Lula a promis de s'attaquer au logement, d'améliorer les infrastructures publiques, de réformer la fiscalité et d'éradiquer la faim, dans un pays où, selon les Nations unies, plus d'un quart de la population est confrontée à la malnutrition. Avec l'augmentation des dépenses prévue après les élections et la baisse des revenus des matières premières, l'excédent budgétaire pourrait baisser. En conséquence, nous voyons le ratio dette publique/PIB, qui a culminé à près de 99% en 2020, atteindre son point le plus bas en 2022 avant de se redresser progressivement à partir de 2023. Le Fonds monétaire international s'est récemment fait l'écho de ces perspectives en prévoyant un rebond du ratio dette/PIB ces prochaines années. Nous nous attendons à ce que les partis centristes du Congrès restreignent la politique budgétaire de Lula, l'empêchant de réformer en profondeur le plafond des dépenses ou le régime fiscal.
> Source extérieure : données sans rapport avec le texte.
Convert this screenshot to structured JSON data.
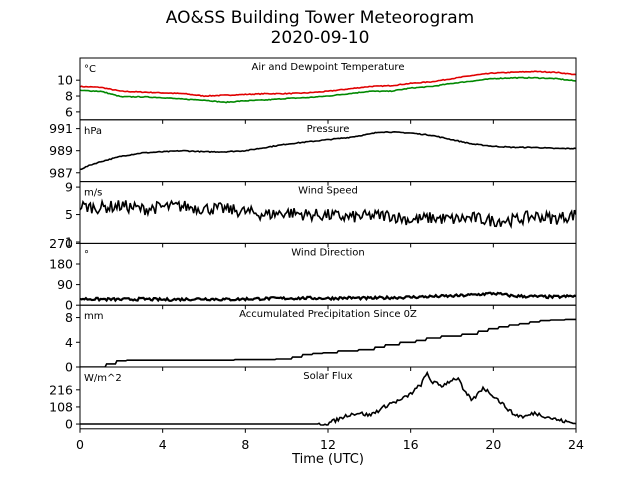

En quête de clarté politique

Les incertitudes politiques à court terme et l'érosion de la discipline budgétaire à moyen terme légitiment notre posture neutre sur les actifs brésiliens. Nous avons initié une exposition à la dette brésilienne en devise locale fin février, en nous fondant sur sa position avancée dans le cycle monétaire et sur son avantage consistant à bénéficier de prix des matières premières plus élevés avec des risques géopolitiques plus faibles, conjugué à une monnaie sous-évaluée. Toutefois, à l'approche du scrutin présidentiel, nous avons pris nos bénéfices sur la dette gouvernementale brésilienne.

Nous maintenons une position neutre sur la dette des pays émergents en devises fortes en général, ainsi que sur la dette d'Amérique latine, où nous préférons les obligations d'entreprise aux emprunts souverains. Compte tenu d'une situation politique toujours polarisée et d'une marge de manœuvre réduite pour des changements radicaux en matière de dépenses budgétaires, nous attendons de voir si les perspectives de la dette gouvernementale brésilienne s'améliorent, ce qui dépendra largement de l'évolution des prix des matières premières.

Le real brésilien reste soutenu par une balance extérieure saine, des valorisations attractives et une dynamique économique solide. Toutefois, la demande chinoise pour les matières premières brésiliennes reste essentielle. Nous estimons que l'USD/BRL devrait se négocier dans une fourchette comprise entre 5,10 et 5,40 durant ces trois prochains mois.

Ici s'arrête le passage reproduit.